Auf ReisenNümbrechter erleben in Taiwan auch viel Kurioses
Herrlich frisch und fruchtig schmeckt das Mango-Eis – kein Wunder: 38 Grad heiß ist es, die Luftfeuchtigkeit liegt bei 90 Prozent. Doch hergestellt aus der tropischen Frucht ist das Eis nicht, das Ulrike und Udo Adolphs in Xinlong Löffel für Löffel verputzen. „Es wird gemacht aus den Schuppen des Zackenbarschs“, weiß Udo Adolphs heute. „Lecker war‘s trotzdem reich an Kollagen und gut für die Gelenke überdies.“ Gerade erst sind die beiden Benrother aus Taiwan zurückgekehrt, da sitzt das Ehepaar schon wieder auf gepackten Koffern – startklar, um drei Wochen mit dem Wohnmobil durch Schweden zu kurven.

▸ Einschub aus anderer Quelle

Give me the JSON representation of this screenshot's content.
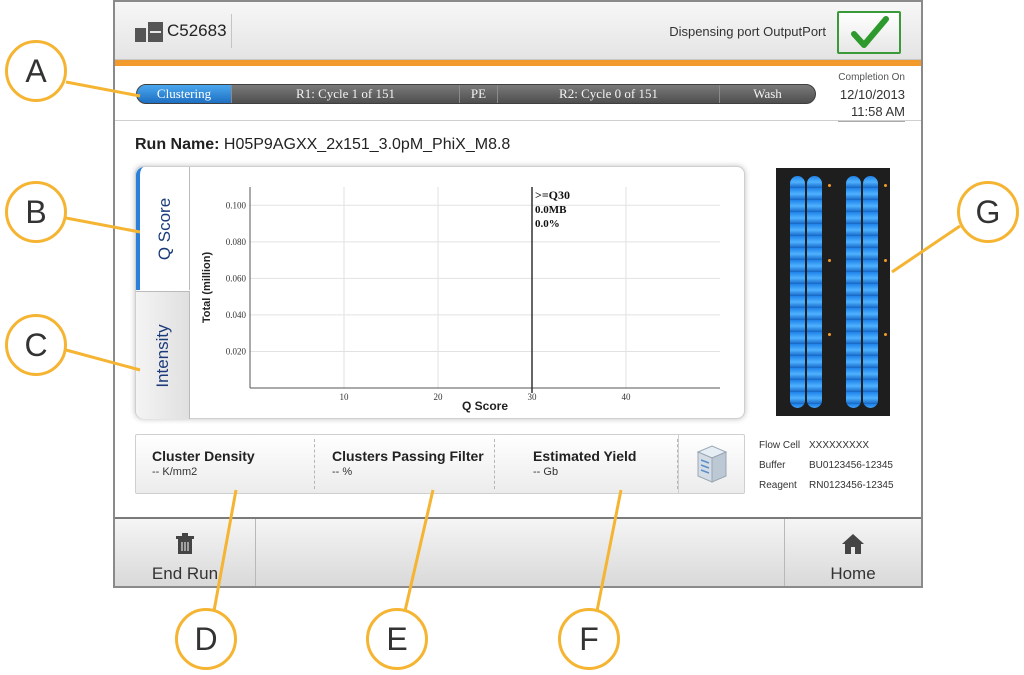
{
  "header": {
    "instrument_name": "C52683",
    "dispensing_port": "Dispensing port OutputPort"
  },
  "progress": {
    "segments": [
      {
        "label": "Clustering",
        "active": true
      },
      {
        "label": "R1: Cycle 1 of 151",
        "active": false
      },
      {
        "label": "PE",
        "active": false
      },
      {
        "label": "R2: Cycle 0 of 151",
        "active": false
      },
      {
        "label": "Wash",
        "active": false
      }
    ],
    "completion_label": "Completion On",
    "completion_date": "12/10/2013",
    "completion_time": "11:58 AM"
  },
  "run": {
    "label": "Run Name:",
    "value": "H05P9AGXX_2x151_3.0pM_PhiX_M8.8"
  },
  "tabs": {
    "qscore": "Q Score",
    "intensity": "Intensity"
  },
  "chart_data": {
    "type": "bar",
    "xlabel": "Q Score",
    "ylabel": "Total (million)",
    "xlim": [
      0,
      50
    ],
    "ylim": [
      0,
      0.11
    ],
    "xticks": [
      10,
      20,
      30,
      40
    ],
    "yticks": [
      0.02,
      0.04,
      0.06,
      0.08,
      0.1
    ],
    "ytick_labels": [
      "0.020",
      "0.040",
      "0.060",
      "0.080",
      "0.100"
    ],
    "grid": true,
    "threshold_x": 30,
    "annotation": [
      ">=Q30",
      "0.0MB",
      "0.0%"
    ],
    "values": []
  },
  "metrics": [
    {
      "title": "Cluster Density",
      "value": "-- K/mm2"
    },
    {
      "title": "Clusters Passing Filter",
      "value": "-- %"
    },
    {
      "title": "Estimated Yield",
      "value": "-- Gb"
    }
  ],
  "flowcell_info": {
    "flow_cell_label": "Flow Cell",
    "flow_cell_value": "XXXXXXXXX",
    "buffer_label": "Buffer",
    "buffer_value": "BU0123456-12345",
    "reagent_label": "Reagent",
    "reagent_value": "RN0123456-12345"
  },
  "footer": {
    "end_run": "End Run",
    "home": "Home"
  },
  "callouts": [
    "A",
    "B",
    "C",
    "D",
    "E",
    "F",
    "G"
  ],
  "colors": {
    "accent_orange": "#f39a2d",
    "active_blue": "#2a7fd8",
    "callout_border": "#f5b432",
    "check_green": "#2e9a2e",
    "lane_blue": "#1e82e8"
  },
  "icons": [
    "instrument-icon",
    "checkmark-icon",
    "reagent-icon",
    "trash-icon",
    "home-icon"
  ]
}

Das ist privater Urlaub, nach Taiwan aber sind die Adolphs als Gäste des asiatischen Inselstaats gereist. Denn seit dem Jahr 2016 und durch den Wettbewerb „Unser Dorf hat Zukunft“ unterhält ihr kleiner Heimatort eine feste und innige Beziehung zu Taiwan: Seither richtet dort das Agrarministerium einen ganz ähnlichen Wettbewerb aus, Benroth gilt nicht nur dafür als Vorbild. Und jüngst hat die Nümbrechter Ortschaft im Bundesfinale erneut Silber geholt.

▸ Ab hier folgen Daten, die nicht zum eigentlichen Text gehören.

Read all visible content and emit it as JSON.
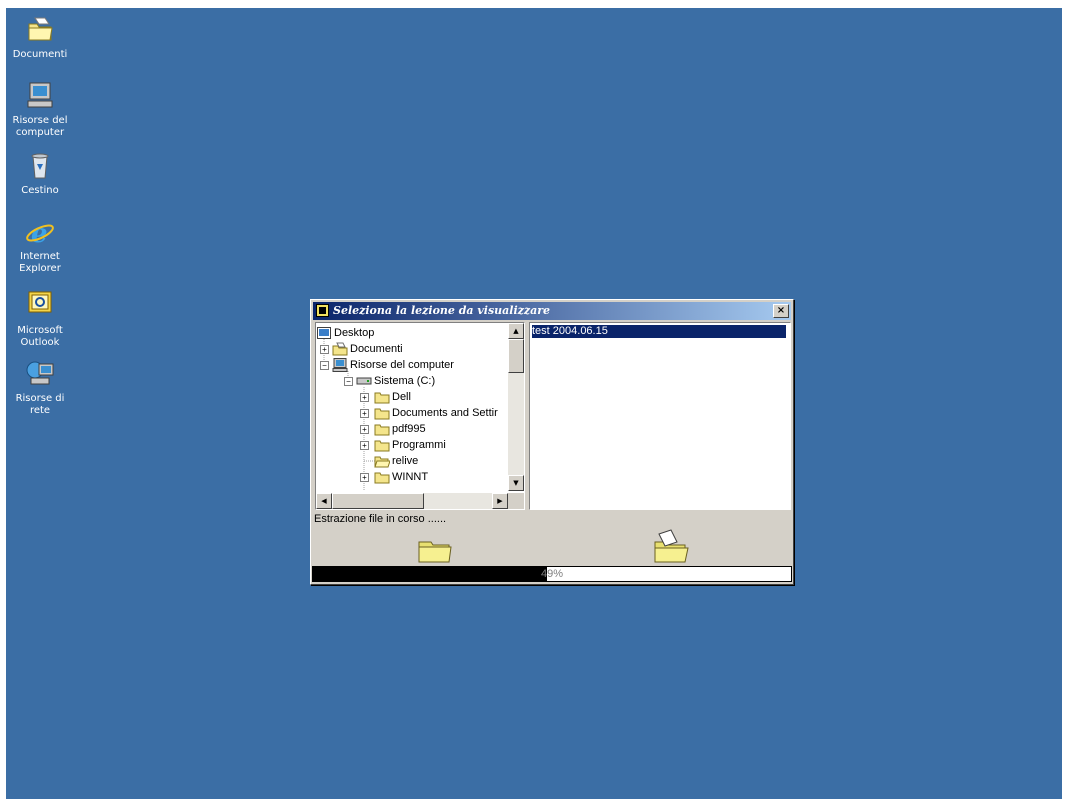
{
  "desktop": {
    "background_color": "#3b6ea5",
    "icons": [
      {
        "label": "Documenti",
        "icon": "folder-documents-icon"
      },
      {
        "label": "Risorse del computer",
        "icon": "my-computer-icon"
      },
      {
        "label": "Cestino",
        "icon": "recycle-bin-icon"
      },
      {
        "label": "Internet Explorer",
        "icon": "internet-explorer-icon"
      },
      {
        "label": "Microsoft Outlook",
        "icon": "outlook-icon"
      },
      {
        "label": "Risorse di rete",
        "icon": "network-places-icon"
      }
    ]
  },
  "dialog": {
    "title": "Seleziona la lezione da visualizzare",
    "close_label": "×",
    "tree": {
      "items": [
        {
          "label": "Desktop",
          "icon": "desktop-icon"
        },
        {
          "label": "Documenti",
          "icon": "folder-documents-icon",
          "expander": "+"
        },
        {
          "label": "Risorse del computer",
          "icon": "my-computer-icon",
          "expander": "−"
        },
        {
          "label": "Sistema (C:)",
          "icon": "drive-icon",
          "expander": "−"
        },
        {
          "label": "Dell",
          "icon": "folder-icon",
          "expander": "+"
        },
        {
          "label": "Documents and Settir",
          "icon": "folder-icon",
          "expander": "+"
        },
        {
          "label": "pdf995",
          "icon": "folder-icon",
          "expander": "+"
        },
        {
          "label": "Programmi",
          "icon": "folder-icon",
          "expander": "+"
        },
        {
          "label": "relive",
          "icon": "folder-open-icon"
        },
        {
          "label": "WINNT",
          "icon": "folder-icon",
          "expander": "+"
        }
      ]
    },
    "list": {
      "items": [
        {
          "label": "test 2004.06.15",
          "selected": true
        }
      ]
    },
    "status_text": "Estrazione file in corso ......",
    "animation": {
      "source_icon": "folder-icon",
      "target_icon": "folder-open-icon"
    },
    "progress": {
      "percent": 49,
      "label": "49%"
    }
  }
}
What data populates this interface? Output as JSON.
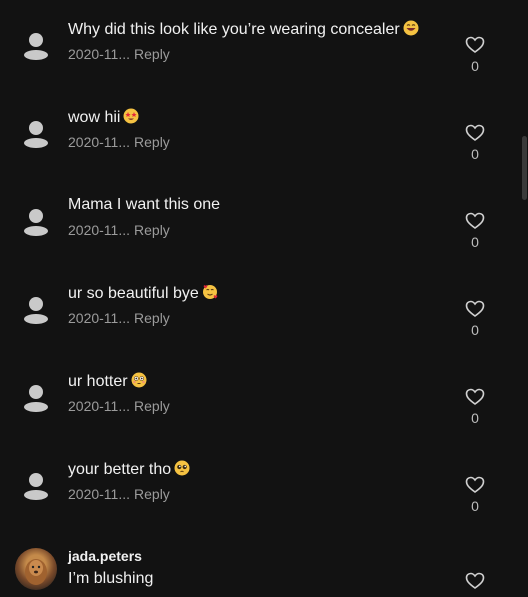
{
  "comments": [
    {
      "text": "Why did this look like you’re wearing concealer",
      "emoji": "laugh",
      "date": "2020-11...",
      "reply": "Reply",
      "likes": "0"
    },
    {
      "text": "wow hii",
      "emoji": "star-eyes",
      "date": "2020-11...",
      "reply": "Reply",
      "likes": "0"
    },
    {
      "text": "Mama I want this one",
      "emoji": "",
      "date": "2020-11...",
      "reply": "Reply",
      "likes": "0"
    },
    {
      "text": "ur so beautiful bye",
      "emoji": "hearts",
      "date": "2020-11...",
      "reply": "Reply",
      "likes": "0"
    },
    {
      "text": "ur hotter",
      "emoji": "flushed",
      "date": "2020-11...",
      "reply": "Reply",
      "likes": "0"
    },
    {
      "text": "your better tho",
      "emoji": "pleading",
      "date": "2020-11...",
      "reply": "Reply",
      "likes": "0"
    }
  ],
  "last_comment": {
    "username": "jada.peters",
    "text": "I’m blushing"
  },
  "colors": {
    "background": "#121212",
    "text": "#f1f1f1",
    "muted": "#9b9b9b",
    "emoji": "#f5c242"
  }
}
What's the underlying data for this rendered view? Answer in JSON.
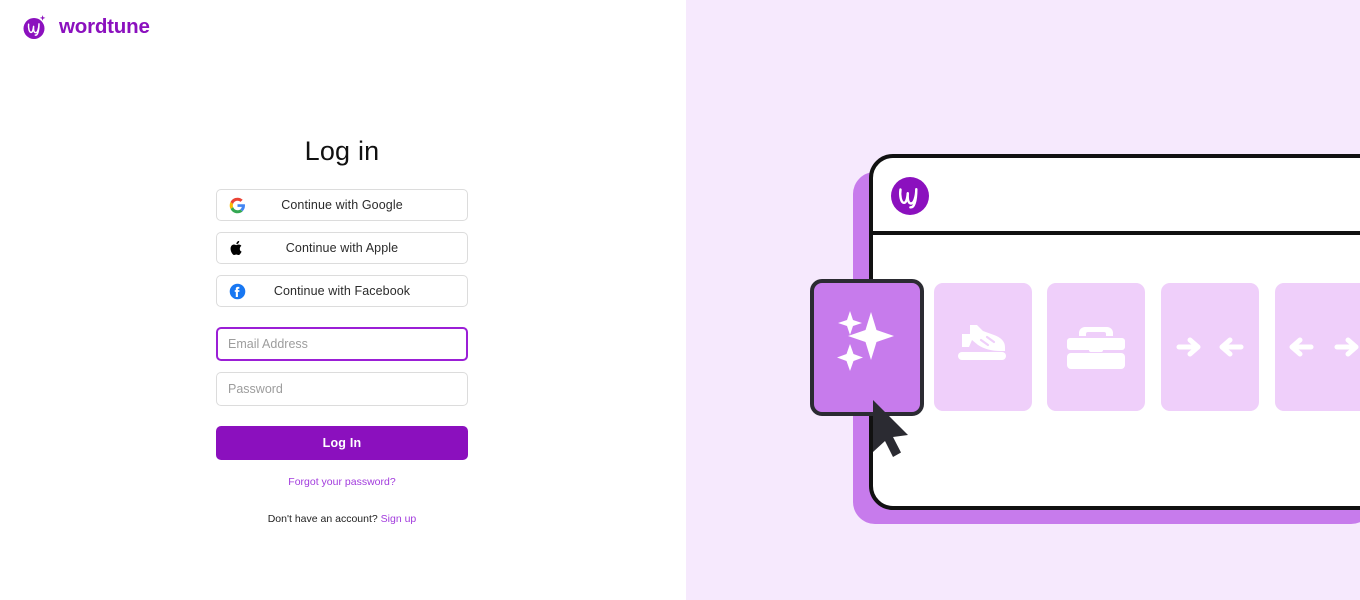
{
  "brand": {
    "name": "wordtune",
    "logo_icon": "wordtune-logo-icon",
    "color": "#8B10BE"
  },
  "login": {
    "title": "Log in",
    "social_buttons": [
      {
        "label": "Continue with Google",
        "icon": "google-icon",
        "icon_color": "#4285F4"
      },
      {
        "label": "Continue with Apple",
        "icon": "apple-icon",
        "icon_color": "#000000"
      },
      {
        "label": "Continue with Facebook",
        "icon": "facebook-icon",
        "icon_color": "#1877F2"
      }
    ],
    "email": {
      "placeholder": "Email Address",
      "value": "",
      "focused": true
    },
    "password": {
      "placeholder": "Password",
      "value": "",
      "focused": false
    },
    "submit_label": "Log In",
    "forgot_password_label": "Forgot your password?",
    "signup_prompt": "Don't have an account?",
    "signup_label": "Sign up"
  },
  "illustration": {
    "background_color": "#F6E9FD",
    "window_logo_icon": "wordtune-circle-logo-icon",
    "cursor_icon": "cursor-arrow-icon",
    "cards": [
      {
        "icon": "sparkles-icon",
        "state": "selected",
        "fill": "#C77BEC"
      },
      {
        "icon": "sneaker-icon",
        "state": "default",
        "fill": "#EFCFFA"
      },
      {
        "icon": "briefcase-icon",
        "state": "default",
        "fill": "#EFCFFA"
      },
      {
        "icon": "arrows-inward-icon",
        "state": "default",
        "fill": "#EFCFFA"
      },
      {
        "icon": "arrows-outward-icon",
        "state": "default",
        "fill": "#EFCFFA"
      }
    ]
  },
  "colors": {
    "brand_purple": "#8B10BE",
    "link_purple": "#A23BDD",
    "focus_purple": "#9B1FD6",
    "panel_bg": "#F6E9FD",
    "card_light": "#EFCFFA",
    "card_selected": "#C77BEC",
    "outline_dark": "#2B2B32"
  }
}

Nümbrechter litten unter der großen Hitze und dem Schlafmangel
Vor vier Jahren durfte eine Delegation aus Oberberg-Süd das Land zum ersten Mal bereisen – damals dauerte die Tour 16 Tage, diesmal nur sechs. Fast 12 000 Kilometer und gute 13 Stunden lang ist ein Flug dorthin. Mit an Bord sind diesmal dagegen Markus Herrmann und Peter Eidam, der amtierende Bürgermeister von Weimar an der Lahn (Hessen) und sein Vorgänger.

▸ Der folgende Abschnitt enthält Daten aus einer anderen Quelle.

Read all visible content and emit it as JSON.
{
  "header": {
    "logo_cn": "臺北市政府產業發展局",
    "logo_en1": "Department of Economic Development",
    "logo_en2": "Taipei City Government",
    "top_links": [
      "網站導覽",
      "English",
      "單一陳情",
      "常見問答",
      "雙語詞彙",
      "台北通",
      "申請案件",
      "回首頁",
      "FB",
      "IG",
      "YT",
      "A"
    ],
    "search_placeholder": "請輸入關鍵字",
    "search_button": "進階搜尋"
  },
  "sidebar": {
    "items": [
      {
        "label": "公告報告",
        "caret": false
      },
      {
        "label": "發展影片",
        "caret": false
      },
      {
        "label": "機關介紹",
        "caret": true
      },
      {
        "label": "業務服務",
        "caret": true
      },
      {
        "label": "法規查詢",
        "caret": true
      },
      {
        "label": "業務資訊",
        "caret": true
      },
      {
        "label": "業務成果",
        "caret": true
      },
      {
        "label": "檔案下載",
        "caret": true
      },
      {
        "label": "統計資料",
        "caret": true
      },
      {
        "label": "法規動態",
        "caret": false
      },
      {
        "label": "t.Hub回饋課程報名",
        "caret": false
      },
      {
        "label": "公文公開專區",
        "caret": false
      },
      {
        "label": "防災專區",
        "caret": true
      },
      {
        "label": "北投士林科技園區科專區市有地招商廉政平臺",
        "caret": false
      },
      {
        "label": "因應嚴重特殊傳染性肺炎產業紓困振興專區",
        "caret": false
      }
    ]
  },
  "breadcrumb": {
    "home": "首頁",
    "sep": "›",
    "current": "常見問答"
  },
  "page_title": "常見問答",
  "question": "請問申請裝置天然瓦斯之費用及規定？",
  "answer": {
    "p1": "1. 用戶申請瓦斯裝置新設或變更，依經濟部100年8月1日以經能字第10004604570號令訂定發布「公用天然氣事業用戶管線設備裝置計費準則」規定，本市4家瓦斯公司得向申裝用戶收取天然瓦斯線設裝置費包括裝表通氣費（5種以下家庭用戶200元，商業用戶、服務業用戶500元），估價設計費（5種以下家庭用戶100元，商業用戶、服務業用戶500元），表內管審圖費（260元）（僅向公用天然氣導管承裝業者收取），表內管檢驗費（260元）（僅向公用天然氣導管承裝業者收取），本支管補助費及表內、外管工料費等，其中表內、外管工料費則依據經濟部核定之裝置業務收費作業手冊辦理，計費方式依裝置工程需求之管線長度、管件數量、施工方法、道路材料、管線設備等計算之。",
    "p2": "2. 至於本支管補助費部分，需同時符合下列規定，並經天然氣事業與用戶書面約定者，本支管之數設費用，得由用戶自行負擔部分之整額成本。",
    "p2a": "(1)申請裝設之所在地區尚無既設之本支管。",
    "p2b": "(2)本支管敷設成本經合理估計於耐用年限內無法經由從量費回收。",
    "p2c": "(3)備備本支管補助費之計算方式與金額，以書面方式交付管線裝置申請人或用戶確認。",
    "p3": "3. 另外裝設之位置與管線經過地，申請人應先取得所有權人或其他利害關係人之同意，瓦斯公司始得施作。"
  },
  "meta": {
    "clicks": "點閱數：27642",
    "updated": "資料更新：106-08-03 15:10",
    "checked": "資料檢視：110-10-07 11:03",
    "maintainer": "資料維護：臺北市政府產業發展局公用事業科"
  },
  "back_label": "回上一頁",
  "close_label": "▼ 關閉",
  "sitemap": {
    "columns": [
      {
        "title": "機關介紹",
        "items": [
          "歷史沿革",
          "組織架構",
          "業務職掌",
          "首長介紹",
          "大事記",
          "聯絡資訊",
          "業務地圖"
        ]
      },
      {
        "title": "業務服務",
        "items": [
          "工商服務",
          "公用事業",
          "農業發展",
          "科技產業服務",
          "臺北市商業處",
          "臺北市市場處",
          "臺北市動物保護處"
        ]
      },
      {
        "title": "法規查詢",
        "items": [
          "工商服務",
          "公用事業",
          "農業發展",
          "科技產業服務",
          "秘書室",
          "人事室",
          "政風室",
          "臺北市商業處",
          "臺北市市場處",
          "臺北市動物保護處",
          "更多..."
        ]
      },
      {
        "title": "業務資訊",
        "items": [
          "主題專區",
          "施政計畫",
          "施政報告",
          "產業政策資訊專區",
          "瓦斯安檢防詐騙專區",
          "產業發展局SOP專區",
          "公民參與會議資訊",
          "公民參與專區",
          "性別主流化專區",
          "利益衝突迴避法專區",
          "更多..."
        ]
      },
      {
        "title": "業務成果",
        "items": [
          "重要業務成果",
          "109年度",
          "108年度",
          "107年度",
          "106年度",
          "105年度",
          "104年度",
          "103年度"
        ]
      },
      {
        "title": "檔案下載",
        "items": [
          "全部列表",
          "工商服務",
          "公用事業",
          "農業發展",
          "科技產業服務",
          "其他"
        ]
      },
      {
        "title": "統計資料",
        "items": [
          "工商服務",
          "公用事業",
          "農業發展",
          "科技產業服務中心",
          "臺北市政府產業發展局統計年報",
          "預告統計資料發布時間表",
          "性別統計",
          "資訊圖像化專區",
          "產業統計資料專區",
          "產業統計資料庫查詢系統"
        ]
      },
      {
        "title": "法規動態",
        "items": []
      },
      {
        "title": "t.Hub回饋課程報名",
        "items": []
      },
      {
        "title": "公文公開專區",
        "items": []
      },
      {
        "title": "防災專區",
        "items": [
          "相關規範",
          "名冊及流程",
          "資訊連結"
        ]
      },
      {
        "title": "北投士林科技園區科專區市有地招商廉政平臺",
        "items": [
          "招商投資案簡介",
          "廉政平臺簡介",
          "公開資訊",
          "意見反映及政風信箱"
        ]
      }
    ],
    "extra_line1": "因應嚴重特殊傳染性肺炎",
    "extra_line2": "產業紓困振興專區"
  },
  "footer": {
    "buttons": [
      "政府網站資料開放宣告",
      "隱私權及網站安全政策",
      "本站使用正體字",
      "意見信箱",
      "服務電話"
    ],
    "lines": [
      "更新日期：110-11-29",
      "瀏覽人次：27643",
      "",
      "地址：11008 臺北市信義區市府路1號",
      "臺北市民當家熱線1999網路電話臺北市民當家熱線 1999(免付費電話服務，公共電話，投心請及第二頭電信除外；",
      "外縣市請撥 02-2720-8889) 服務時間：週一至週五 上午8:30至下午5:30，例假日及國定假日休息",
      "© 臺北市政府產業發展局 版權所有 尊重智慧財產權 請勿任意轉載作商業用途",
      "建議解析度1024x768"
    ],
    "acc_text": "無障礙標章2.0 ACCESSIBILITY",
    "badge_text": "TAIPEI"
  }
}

„Das Reisen war mehr als anstrengend“, sagt die 65 Jahre alte Ulrike Adolphs. „Kaum waren wir aus dem Flieger gestiegen, da ging auch schon das Programm los – Feierabend war gegen 22 Uhr Ortszeit.“ Der Jetlag, die Hitze, die enorme Luftfeuchtigkeit und der damit verbundene Schlafmangel setzten dem Paar tüchtig zu. „Am Ende aber sind auch das Nebensächlichkeiten“, betont Udo Adolphs (70) ob der vielen Eindrücke. Ihn habe vor allem das Talent der Menschen und deren fester Vorsatz begeistert, eben so wenig wie möglich zu verschwenden und so viel wie möglich zu nutzen – „auch wenn aus Fischschuppen dann Eis wird“. Der Zackenbarsch sei im tiefen Süden Taiwans dort waren die beiden unterwegs eine der Haupteinnahmequellen.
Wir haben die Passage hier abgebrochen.